Donning a black “IAmWithKap” t-shirt under a striped fitted blazer while holding up a red San Francisco 49ers jersey with Colin Kaepernick’s name and number inscribed on the back, Councilman Jumaane D. Williams (D-Brooklyn) led a group of council members in a “Kneel In” on the steps of City Hall yesterday morning, just days after President Trump called out demonstrations in the NFL.
The group of about 15 city officials joined together to display unity against the president’s tweets, which called the action of kneeling during the presentation of the National Anthem a “disrespect of our country,” and suggested that the NFL owners should get any “son of a bitch,” who doesn’t stand off the field.
“This here today was a protest,” council member Inez Barron (D-Brooklyn) said. “It was perhaps silent but it speaks volume in the action we are taking.”
This form of protest began back in 2016, when Kaepernick chose to kneel during the National Anthem in protest of the recent rise of police brutality against African-Americans in the US. The now free agent became the league’s unofficial symbol for the cause for police reform and civil rights for minorities.
“Protesting is probably the most American thing that one can do,” Williams said. “It is in fact the only thing that has ever propelled this country to move forward. Everything we have enjoyed from this country has come from protesting.”
The city officials demonstrating the right to protest also brought light to the lack of attention the president is directing toward Puerto Rico in the aftermath of Hurricane Maria. They said his focus on NFL players’ right to protest is a distraction from more pressing concerns.
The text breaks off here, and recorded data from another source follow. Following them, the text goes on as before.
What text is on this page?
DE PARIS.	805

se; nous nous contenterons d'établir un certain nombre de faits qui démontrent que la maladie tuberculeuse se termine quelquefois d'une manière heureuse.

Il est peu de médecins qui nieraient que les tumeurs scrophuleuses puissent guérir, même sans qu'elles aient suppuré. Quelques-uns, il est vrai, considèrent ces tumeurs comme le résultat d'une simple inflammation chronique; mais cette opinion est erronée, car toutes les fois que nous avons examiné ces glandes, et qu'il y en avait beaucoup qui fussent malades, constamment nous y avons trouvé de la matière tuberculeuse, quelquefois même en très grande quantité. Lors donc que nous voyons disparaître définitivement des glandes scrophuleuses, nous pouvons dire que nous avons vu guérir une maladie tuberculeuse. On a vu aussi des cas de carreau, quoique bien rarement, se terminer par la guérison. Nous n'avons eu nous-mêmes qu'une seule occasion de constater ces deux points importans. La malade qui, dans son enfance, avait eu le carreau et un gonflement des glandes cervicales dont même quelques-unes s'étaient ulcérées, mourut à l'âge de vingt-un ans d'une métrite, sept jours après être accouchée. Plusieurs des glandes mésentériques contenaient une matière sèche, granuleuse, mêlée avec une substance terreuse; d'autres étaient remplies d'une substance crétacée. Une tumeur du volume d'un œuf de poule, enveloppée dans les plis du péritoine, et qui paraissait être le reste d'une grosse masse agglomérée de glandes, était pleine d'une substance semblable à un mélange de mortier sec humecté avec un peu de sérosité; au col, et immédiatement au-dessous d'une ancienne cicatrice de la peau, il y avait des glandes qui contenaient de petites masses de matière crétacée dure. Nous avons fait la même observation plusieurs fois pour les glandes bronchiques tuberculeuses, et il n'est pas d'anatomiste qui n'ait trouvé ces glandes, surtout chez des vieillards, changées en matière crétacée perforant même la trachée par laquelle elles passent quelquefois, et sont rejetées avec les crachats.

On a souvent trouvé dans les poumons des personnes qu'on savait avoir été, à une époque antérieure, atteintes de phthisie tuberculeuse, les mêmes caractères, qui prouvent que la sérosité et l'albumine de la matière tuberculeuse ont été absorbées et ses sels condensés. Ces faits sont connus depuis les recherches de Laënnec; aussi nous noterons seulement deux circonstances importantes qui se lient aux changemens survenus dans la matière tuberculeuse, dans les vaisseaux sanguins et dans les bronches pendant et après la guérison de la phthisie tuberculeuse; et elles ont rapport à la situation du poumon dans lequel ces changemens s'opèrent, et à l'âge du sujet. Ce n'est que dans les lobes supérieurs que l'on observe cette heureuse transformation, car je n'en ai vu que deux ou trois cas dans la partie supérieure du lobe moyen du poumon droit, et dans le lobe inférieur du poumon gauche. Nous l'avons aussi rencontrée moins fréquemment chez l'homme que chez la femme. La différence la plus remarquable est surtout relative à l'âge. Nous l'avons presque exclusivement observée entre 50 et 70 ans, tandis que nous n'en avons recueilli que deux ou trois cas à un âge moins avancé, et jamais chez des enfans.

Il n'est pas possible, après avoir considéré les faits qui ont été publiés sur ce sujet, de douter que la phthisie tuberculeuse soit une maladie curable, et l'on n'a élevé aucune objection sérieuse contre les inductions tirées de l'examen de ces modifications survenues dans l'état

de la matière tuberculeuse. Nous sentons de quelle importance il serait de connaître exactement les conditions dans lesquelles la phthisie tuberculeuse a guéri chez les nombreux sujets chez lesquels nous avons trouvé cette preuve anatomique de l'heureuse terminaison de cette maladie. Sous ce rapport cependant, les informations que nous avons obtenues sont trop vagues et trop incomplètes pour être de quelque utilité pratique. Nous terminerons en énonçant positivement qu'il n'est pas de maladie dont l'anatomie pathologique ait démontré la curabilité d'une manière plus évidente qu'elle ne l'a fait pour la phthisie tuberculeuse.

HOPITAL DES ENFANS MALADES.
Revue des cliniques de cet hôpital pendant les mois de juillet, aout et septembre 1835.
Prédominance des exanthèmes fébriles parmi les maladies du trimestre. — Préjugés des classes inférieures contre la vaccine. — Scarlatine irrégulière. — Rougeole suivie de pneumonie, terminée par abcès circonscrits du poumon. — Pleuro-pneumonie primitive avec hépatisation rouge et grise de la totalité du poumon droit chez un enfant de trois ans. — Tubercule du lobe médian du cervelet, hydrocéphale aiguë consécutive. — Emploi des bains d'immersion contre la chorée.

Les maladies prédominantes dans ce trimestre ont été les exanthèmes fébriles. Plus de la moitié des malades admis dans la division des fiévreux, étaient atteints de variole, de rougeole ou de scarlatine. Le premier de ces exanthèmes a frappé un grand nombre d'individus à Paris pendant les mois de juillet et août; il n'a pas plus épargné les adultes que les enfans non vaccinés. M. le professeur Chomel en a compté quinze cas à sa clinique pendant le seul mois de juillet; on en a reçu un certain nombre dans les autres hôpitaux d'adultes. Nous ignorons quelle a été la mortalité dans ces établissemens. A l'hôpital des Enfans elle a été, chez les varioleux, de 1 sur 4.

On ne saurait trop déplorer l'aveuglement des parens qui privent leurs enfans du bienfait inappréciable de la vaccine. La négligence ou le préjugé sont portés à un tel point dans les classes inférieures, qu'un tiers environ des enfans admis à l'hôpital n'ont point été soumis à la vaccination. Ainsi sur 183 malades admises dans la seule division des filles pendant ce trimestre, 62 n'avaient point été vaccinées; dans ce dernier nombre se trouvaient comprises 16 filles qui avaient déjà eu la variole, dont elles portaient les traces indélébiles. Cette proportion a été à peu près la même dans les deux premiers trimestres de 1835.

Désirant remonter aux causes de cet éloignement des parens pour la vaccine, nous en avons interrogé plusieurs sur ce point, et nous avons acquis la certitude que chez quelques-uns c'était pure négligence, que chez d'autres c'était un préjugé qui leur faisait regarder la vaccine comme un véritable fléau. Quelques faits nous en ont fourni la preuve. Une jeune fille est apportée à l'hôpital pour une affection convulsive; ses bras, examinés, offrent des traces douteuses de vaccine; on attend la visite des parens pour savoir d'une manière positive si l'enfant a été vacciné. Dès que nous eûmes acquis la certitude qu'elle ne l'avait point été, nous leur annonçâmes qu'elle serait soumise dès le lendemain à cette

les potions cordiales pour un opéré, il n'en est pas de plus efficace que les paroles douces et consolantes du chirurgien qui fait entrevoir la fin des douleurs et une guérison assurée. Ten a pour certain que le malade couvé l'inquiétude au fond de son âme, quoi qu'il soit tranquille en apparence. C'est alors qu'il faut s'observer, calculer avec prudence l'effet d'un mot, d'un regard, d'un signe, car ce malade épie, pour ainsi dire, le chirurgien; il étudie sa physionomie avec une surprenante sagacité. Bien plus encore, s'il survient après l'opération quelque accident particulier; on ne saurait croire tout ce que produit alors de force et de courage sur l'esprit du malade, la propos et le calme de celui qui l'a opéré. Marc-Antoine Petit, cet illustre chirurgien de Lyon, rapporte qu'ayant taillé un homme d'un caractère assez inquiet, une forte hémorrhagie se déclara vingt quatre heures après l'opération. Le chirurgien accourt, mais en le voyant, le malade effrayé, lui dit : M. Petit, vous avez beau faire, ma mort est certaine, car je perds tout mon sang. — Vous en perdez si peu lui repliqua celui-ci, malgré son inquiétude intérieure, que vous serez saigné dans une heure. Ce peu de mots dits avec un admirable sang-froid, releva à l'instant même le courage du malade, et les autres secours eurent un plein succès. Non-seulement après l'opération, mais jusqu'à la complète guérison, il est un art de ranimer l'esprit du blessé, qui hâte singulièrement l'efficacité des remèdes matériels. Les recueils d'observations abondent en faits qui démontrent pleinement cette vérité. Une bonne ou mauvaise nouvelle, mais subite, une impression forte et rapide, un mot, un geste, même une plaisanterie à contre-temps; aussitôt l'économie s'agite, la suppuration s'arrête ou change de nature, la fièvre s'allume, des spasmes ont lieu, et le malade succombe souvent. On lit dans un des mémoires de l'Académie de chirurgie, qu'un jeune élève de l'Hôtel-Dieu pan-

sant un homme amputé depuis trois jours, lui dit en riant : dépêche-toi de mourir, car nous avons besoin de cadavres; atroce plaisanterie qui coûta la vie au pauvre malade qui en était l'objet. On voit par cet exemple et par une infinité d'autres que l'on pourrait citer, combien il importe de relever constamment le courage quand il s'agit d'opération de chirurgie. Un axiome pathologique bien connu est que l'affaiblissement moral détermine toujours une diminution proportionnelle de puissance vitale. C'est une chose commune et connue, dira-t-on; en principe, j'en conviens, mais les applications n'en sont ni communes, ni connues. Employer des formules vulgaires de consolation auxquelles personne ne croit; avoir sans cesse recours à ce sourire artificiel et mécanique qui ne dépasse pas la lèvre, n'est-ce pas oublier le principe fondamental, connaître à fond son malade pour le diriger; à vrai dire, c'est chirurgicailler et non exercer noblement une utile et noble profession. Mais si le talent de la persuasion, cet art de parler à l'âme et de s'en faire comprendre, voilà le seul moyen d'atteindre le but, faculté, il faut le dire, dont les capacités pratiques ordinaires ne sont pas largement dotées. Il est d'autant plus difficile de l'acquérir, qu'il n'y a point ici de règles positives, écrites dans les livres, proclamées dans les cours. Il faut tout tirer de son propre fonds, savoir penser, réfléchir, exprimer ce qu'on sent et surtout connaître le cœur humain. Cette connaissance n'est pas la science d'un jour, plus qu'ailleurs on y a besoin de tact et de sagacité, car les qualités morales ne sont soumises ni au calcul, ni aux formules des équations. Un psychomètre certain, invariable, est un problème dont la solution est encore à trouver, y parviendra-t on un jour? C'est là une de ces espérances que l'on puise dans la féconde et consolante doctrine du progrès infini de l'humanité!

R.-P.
One council member even alluded to racism being the reason for the president’s hesitation to devote more attention to the Caribbean island.
“The struggle for racial justice, which we are honoring by taking a knee today, is not narrowing about policing because obviously we have systematic racism in our housing, segregation in schooling and now even in our hurricane relief response,” Councilman Brett Lander (D-Brooklyn) said.
Lander, along with Councilman Daniel Dromm (D-Queens,) were just a few of the leaders who showed support for their minority colleagues whose cause they said they are able to empathize with.
“I stand as an ally. Obviously I am not a person of color, but I feel that white people, myself included, need to stand up for this cause and need to remember how it all started, which is an action against police brutality and the experience that people of color experience, oftentimes at the hands of police,” Dromm said to the crowd outside City Hall.
Andy King (D-Bronx,) also believes that the president and others who are not directly affected have an obligation to the ones who are.
“I will ask Donald Trump, live a day in a black man’s shoes, live a day in a Hispanic’s shoes, you’ll have different perspective of the world because you were born with a spoon in your mouth,” King said.
For African American councilmembers, this cause is a personal one, but they know that not unlike the dozens of other civil rights marches and causes that have occurred in this country, this one will also begin and end with the act of nonviolent protest.
“When this started months ago, many of us made it clear that this was not about the flag, this is not about patriotism,” Williams said. “This is about a system of supremacy, a system of oppressive policy that has been around a long time, and many people have tried to use patriotism to stop people from protesting and we’ve said that that will not last.”